Even though it has no bones, a sponge keeps its shape because it is filled with a jelly-like substance called mesohyl within a skeleton made of fibers rather than bones. Water comes in and out of the sponge’s body through holes in its body walls called pores (see above). The water brings food (tiny bits of debris and plankton) to every part of the sponge, and the water takes away wastes. All the pieces that fit together to make the sponge can work together to squirt water out quickly, such as to prevent burial under sand.

What shapes can a sponge be?

Sponges can form into many interesting shapes. Some common ones include:

  • Barrel

This type of sponge can grow up to 1.5 metres long – big enough for a person to stand inside it! The surface of these sponges often have deep ridges. 95% of all sponge species are of this type.


Examples of medium sized barrel sponges collected by AIMS near the Maret Islands in the Bonaparte Archipelago of Western Australia. They are upside down in the photo. See the ridges on the outside of the sponges?


  • Fan

This type of sponge can grow up to 1 meter long. They form a fan shape.

An example of a small fan sponge collected by AIMS near the Maret Islands in the Bonaparte Archipelago of Western Australia.
  • Tube

Tube sponges are made up of thick tube-like structures that join at the base. They can grow up to 1 metre in length. They can chase away predators by squirting out toxic chemicals.


An example of a small tube shaped sponge collected by AIMS near the Maret Islands in the Bonaparte Archipelago of Western Australia

Watch this video of sponges near Maret Island


  • How many barrel sponges do you see? Are they all the same kind? 
  • Look closely to find the tube sponge towards the end of the video.
  • Do you see any fish or other creatures near or on the sponges?


Sponges are home to many small critters

You most likely saw fish swimming near some of the sponges in the video. And if you looked very closely, you may have seen little animals crawling on them. In fact, sponges are a very important part of the sea floor as they provide food and homes to many different types of animals like fish, starfish, brittle stars, feather stars, crabs, and more. In fact, some microscopic organisms even live inside the tissues that make the sponge’s body walls and give the sponges their colour.

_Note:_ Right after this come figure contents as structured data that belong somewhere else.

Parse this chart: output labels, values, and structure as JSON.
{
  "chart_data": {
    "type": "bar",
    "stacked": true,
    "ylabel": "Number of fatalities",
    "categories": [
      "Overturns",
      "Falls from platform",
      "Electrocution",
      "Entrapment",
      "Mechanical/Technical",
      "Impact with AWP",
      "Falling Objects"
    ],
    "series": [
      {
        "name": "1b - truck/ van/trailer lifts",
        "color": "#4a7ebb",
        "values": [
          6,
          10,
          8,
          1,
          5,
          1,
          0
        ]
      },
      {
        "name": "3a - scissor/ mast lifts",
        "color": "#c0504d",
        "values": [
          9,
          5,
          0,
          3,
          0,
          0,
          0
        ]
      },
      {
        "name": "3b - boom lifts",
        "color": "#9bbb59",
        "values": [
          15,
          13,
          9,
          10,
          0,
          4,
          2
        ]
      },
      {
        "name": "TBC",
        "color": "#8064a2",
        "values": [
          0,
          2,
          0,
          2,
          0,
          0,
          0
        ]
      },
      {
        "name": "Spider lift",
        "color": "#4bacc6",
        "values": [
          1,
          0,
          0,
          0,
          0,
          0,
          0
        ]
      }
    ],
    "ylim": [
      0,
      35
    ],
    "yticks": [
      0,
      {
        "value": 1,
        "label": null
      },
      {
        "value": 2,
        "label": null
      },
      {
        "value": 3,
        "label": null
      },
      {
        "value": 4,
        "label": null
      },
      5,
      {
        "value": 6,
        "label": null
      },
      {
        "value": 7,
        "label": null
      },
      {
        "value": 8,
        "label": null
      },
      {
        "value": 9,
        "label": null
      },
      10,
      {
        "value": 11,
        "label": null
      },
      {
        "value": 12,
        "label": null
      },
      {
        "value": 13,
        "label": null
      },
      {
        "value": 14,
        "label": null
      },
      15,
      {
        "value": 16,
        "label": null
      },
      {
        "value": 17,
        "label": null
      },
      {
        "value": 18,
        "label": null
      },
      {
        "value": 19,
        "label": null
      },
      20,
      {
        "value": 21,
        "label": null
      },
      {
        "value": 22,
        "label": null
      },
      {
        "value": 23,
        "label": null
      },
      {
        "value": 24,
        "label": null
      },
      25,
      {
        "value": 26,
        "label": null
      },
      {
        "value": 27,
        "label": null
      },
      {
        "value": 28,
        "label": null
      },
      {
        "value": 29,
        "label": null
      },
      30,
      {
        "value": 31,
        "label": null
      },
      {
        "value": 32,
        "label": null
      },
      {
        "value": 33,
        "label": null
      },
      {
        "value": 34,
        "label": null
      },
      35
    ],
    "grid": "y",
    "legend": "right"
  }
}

Look at the picture of a sponge below.  Can you see the crab living on it?  Can you see the pores?

A sponge collected by AIMS from the sea floor. Can you see the crab living on this sponge? Look closely to see the pores
Look at the sponge below closely.  This time can you see the pores? What about the central cavity? How many critters can you spot living on it?

A barrel sponge collected by AIMS from the sea floor. How many critters can you spot on this sponge? On this sponge, it is very easy to see the central cavity but hard to see the pores.

Did you know…

  • New medicines for treating HIV and breast cancer have been discovered from sponges.
  • Sponges are common in Western Australia. 275 species of sponges have been found in the Damper Archipelago and 500+ at Ningaloo ReefNingaloo Reef.  
  • This expedition is helping to figure out how many are found in the Kimberly region of Western Australia.
  • Many types of fish, nudibranchs, star fish, turtles and other animals depend on sponges for food and shelter.
  • Sponges are under threat from heavy fishing gear which drags along the sea floor and damages or kills them.